The nation’s capital could be adding a second major esports operation when the Call of Duty World League puts its franchise slots up for sale. Mark Ein, the leader of the ownership group for the Overwatch League’s Washington Justice said during a Monday interview with The Post that he is “interested” in adding a Call of Duty franchise as well.
Activision-Blizzard, which publishes the Call of Duty series of video games and operates the Call of Duty World League (CWL), announced in a February earnings call with investors that the CWL would apply the same franchise model it used for teams in its Overwatch League, which debuted in 2018. That model calls for franchises to be sold to an owner or ownership group and be based in a home city or region, with teams traveling for and hosting competitions following a home-and-away format found in most traditional sports leagues.
The asking price for CWL franchise slots was reported by ESPN to be $25 million. The initial 12 teams in the Overwatch League were sold for a reported $20 million, while expansion teams, including the Justice, that began play in 2019 were reportedly sold for between $30 million and $60 million. Official sale prices have not been disclosed.
Overwatch League owners were previously asked to signal their interest to Activision-Blizzard over purchasing a Call of Duty franchise. They would then be granted initial negotiating rights for their home market.
Competitive video gaming leagues, known collectively as esports, have been growing in both size and stature in recent years as gaming continues to push more into the mainstream. Market analyst site Newzoo projects the esports industry will top $1 billion in revenue in 2019.
There has been no official announcement of when Call of Duty teams would begin play in their local markets. ESPN reported previously that the new geo-located Call of Duty League would be unveiled in 2020, the same year when Overwatch League teams will disperse to their assigned markets. Currently most CWL Pro League matches take place in Columbus, Ohio, at MLG arena.
Unlike the Overwatch League, which revolves around a first-person sci-fi shooter game, Call of Duty presents an additional challenge when it comes to acquiring a large, mainstream audience as a spectator sport. Some media outlets and organizations have been sensitive to the game, the latest version of which earned a “mature” rating from the Entertainment Software Ratings Board for blood and gore and intense violence, among other factors. Overwatch earned a “teen” rating for some blood and violence.

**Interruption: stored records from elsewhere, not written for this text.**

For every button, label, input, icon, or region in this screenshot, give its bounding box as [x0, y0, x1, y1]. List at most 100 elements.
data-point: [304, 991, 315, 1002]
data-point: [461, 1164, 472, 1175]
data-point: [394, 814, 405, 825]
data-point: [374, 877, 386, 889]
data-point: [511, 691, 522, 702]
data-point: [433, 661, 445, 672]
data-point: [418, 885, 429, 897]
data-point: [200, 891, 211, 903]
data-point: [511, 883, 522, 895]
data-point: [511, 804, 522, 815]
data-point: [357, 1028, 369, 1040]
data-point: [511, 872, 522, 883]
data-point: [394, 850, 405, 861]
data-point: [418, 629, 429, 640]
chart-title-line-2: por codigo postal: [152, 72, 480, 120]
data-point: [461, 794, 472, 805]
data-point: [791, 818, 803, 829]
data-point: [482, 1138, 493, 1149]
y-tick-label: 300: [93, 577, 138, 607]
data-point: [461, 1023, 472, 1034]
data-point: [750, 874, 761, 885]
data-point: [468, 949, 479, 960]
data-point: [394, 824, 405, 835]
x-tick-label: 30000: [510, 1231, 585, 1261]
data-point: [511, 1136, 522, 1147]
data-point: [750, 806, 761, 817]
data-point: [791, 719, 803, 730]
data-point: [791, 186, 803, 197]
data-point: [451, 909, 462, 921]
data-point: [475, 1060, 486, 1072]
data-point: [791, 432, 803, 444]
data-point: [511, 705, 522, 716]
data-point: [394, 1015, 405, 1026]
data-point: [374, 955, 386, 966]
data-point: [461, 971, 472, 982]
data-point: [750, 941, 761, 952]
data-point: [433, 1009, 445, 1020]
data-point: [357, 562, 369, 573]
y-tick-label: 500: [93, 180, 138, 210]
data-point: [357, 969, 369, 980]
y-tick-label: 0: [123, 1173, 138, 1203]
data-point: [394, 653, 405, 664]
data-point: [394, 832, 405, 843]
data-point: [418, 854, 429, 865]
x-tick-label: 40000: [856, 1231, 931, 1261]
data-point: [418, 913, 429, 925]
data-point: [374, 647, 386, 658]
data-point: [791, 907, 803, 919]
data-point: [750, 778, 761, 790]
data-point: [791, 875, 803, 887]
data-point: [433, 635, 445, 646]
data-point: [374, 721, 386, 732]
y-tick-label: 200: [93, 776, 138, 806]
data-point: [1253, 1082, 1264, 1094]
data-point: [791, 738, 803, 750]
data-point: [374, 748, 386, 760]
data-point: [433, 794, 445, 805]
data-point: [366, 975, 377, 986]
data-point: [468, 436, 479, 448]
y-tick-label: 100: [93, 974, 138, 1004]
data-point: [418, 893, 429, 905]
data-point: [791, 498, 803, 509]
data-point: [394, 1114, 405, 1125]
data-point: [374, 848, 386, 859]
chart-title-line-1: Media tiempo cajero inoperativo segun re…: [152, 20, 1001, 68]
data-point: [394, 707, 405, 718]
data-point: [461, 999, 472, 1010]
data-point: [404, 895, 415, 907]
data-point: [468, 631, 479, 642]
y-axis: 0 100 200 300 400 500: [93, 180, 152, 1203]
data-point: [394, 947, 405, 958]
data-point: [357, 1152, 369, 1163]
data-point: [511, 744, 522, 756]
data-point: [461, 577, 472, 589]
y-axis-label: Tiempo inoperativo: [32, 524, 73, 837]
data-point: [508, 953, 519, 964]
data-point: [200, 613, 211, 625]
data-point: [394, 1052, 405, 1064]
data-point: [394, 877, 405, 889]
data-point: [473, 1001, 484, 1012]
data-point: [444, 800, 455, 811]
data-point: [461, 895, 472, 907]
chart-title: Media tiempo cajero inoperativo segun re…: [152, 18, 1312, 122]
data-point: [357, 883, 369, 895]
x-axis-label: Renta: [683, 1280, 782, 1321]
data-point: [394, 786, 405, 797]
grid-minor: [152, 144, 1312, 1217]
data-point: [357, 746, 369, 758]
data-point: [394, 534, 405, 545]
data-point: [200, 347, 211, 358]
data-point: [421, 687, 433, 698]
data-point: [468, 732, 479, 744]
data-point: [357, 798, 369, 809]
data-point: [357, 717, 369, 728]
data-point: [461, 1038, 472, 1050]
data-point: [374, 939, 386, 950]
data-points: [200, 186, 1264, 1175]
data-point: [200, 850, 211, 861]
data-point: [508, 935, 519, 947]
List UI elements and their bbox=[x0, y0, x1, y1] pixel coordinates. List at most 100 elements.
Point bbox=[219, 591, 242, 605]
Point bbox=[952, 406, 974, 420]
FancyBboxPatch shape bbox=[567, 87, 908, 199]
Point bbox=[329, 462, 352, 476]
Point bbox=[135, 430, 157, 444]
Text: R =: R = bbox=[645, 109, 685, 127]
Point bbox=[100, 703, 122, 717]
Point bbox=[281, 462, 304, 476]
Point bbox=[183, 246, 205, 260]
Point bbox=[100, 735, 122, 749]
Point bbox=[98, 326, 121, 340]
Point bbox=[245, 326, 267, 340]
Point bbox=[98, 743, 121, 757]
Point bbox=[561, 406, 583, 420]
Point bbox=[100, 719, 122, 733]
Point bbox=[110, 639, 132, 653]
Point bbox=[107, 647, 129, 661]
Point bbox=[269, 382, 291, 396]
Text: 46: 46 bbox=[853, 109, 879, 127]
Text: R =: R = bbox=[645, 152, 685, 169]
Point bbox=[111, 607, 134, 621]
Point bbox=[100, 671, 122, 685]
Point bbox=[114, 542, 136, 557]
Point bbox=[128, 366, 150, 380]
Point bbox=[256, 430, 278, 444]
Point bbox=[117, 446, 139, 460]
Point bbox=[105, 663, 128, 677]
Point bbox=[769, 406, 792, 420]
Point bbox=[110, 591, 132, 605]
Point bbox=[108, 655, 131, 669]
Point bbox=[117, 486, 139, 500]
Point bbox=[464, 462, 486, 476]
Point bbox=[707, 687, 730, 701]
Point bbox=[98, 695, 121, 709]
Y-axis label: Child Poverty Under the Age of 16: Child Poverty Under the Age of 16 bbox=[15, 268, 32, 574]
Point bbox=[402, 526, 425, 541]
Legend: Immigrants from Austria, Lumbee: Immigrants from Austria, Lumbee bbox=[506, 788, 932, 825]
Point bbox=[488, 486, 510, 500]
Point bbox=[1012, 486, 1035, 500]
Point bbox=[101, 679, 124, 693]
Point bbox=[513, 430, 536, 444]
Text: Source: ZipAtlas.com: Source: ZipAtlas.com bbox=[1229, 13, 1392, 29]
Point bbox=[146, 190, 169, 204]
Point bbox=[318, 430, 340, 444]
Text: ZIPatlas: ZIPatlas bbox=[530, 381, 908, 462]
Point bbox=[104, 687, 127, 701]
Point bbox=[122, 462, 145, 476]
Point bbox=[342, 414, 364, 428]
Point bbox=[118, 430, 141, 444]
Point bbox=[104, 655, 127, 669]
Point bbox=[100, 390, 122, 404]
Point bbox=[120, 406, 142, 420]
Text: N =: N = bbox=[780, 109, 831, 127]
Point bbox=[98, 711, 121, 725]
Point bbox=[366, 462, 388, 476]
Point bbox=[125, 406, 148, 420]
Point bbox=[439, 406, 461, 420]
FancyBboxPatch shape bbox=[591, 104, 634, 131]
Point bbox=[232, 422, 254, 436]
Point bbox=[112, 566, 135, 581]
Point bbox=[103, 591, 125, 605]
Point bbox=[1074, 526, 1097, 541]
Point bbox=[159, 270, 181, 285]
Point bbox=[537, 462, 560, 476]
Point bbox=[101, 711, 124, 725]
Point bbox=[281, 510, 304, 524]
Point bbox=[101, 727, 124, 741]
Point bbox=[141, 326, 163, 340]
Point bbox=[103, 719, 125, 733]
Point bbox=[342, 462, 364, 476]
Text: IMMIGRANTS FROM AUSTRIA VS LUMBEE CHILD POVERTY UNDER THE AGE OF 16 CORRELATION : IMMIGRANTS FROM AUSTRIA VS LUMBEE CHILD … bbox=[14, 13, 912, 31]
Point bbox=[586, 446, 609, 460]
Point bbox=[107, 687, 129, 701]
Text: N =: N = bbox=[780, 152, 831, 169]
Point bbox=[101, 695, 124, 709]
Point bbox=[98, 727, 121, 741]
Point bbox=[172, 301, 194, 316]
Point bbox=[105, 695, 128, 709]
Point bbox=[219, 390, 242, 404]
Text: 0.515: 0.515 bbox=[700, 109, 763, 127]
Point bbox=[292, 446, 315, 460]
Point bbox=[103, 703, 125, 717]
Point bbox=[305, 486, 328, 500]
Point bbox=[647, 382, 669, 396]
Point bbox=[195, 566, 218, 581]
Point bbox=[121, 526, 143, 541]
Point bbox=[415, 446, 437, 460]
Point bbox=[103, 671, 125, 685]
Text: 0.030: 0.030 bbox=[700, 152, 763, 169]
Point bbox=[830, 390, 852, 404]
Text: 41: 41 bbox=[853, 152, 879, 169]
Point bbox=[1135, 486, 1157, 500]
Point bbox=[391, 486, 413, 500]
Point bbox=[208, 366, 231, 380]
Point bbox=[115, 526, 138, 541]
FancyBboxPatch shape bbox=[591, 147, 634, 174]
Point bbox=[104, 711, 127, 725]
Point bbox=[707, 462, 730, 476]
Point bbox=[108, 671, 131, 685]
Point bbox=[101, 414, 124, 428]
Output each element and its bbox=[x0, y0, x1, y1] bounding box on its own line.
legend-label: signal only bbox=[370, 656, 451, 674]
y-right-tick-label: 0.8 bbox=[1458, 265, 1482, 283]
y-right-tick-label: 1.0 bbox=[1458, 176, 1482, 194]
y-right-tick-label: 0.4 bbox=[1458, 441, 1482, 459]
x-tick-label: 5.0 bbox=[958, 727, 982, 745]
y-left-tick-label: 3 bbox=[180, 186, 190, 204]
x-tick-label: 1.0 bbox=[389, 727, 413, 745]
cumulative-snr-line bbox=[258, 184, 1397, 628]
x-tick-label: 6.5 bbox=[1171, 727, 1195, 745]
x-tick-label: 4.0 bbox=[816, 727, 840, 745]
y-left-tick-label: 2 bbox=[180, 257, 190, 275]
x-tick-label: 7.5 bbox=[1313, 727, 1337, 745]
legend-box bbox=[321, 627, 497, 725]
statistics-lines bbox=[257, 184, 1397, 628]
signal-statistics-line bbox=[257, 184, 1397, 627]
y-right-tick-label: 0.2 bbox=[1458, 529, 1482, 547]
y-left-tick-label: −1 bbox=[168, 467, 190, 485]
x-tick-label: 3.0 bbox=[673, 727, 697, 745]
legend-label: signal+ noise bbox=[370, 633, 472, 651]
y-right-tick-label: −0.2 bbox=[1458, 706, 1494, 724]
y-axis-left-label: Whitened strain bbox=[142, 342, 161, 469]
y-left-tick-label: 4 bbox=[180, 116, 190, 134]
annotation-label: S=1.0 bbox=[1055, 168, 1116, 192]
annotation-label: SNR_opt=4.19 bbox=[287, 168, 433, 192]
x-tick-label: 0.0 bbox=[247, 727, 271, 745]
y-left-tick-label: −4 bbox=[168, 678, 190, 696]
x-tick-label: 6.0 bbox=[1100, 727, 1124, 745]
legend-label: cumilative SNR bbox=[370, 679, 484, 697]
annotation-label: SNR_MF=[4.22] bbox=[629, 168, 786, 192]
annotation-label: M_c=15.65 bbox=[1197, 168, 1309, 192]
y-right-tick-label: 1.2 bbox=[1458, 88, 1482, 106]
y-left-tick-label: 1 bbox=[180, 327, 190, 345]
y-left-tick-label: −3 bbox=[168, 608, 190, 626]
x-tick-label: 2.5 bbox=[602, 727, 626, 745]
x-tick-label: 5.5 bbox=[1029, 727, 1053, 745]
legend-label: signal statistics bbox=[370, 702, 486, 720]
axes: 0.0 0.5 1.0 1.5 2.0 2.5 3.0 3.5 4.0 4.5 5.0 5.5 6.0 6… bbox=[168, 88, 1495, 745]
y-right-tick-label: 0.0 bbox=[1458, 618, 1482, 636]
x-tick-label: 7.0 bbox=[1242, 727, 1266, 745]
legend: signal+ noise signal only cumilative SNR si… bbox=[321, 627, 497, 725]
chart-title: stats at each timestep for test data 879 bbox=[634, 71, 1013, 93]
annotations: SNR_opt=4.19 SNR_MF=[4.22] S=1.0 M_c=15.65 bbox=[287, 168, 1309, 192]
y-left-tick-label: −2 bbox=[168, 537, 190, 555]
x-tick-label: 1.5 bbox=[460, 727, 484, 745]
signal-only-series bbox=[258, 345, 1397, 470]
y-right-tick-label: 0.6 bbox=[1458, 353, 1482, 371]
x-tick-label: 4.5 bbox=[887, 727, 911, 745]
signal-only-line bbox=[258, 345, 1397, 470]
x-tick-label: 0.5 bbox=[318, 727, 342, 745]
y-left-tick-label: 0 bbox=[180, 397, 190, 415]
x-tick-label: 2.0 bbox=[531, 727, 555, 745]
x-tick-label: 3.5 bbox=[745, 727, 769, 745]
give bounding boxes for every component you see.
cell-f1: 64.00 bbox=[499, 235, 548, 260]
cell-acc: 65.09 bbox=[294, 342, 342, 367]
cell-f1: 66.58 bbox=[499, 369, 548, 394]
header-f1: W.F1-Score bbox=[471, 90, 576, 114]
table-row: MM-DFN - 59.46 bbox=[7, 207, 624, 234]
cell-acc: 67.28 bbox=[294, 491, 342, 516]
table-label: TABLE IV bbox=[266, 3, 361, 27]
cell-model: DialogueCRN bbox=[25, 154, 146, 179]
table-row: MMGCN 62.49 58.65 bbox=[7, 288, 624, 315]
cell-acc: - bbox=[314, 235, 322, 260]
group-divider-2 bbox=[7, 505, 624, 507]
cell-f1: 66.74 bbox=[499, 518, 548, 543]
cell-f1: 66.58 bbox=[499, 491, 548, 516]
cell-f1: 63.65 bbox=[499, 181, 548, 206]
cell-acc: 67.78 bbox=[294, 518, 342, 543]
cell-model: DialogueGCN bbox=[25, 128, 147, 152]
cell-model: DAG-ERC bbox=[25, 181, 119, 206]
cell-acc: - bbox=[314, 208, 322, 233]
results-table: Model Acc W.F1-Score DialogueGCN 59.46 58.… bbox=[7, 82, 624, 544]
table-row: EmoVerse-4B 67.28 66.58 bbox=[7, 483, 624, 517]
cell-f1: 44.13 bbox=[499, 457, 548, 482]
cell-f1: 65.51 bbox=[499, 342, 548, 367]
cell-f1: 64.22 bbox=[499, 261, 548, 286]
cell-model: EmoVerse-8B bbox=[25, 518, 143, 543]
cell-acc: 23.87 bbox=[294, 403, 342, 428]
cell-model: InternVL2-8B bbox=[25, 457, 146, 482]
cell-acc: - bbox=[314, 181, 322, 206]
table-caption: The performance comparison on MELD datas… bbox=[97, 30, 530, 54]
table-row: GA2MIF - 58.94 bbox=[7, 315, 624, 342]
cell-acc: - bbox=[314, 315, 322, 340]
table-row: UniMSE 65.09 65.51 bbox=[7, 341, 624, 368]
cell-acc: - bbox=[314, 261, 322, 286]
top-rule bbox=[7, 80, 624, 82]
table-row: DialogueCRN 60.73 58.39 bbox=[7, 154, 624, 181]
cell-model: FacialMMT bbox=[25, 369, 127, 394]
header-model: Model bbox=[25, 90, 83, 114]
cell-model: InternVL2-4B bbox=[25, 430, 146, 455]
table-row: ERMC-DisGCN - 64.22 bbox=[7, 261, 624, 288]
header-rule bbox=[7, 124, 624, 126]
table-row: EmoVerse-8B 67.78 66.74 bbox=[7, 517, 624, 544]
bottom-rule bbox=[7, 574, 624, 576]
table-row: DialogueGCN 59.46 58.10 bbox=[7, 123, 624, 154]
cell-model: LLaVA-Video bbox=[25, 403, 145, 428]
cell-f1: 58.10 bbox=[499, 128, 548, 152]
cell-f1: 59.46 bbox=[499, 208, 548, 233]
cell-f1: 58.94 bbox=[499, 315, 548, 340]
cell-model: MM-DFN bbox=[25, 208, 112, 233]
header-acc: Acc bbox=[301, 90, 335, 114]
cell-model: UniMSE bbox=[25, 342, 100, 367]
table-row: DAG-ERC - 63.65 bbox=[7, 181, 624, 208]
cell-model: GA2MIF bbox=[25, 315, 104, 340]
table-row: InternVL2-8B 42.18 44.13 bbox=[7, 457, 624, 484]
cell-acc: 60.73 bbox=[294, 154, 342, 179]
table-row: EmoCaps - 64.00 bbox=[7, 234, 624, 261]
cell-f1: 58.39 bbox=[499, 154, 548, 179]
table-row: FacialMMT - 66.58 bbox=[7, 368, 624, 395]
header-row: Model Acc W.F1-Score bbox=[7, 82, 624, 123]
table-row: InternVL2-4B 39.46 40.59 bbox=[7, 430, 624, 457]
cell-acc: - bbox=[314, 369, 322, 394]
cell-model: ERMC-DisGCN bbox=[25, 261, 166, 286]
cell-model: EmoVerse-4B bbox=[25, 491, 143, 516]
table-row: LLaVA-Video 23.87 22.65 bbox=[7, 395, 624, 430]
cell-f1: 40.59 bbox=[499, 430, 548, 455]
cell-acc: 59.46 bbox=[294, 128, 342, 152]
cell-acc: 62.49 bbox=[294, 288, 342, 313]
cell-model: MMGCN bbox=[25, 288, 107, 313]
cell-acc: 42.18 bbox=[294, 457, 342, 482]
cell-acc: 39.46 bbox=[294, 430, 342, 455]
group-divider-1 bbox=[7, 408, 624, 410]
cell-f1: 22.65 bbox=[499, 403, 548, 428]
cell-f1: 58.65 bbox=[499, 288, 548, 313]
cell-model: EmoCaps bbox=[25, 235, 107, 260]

The Call of Duty game series, however, has been wildly popular from a sales perspective. The latest installment, Black Ops 4, was 2018′s best-selling game, raking in $500 million in the first three days following its October release, according to Activision-Blizzard.
In recent years, Mayor Muriel E. Bowser and Events DC — the taxpayer-funded sports and entertainment arm of the District government — have actively pushed Washington as an attractive market for esports. The newly constructed Entertainment and Sports Arena in Southeast opened in 2018 and featured a wide array of technological infrastructure with the intent of hosting competitive video gaming tournaments.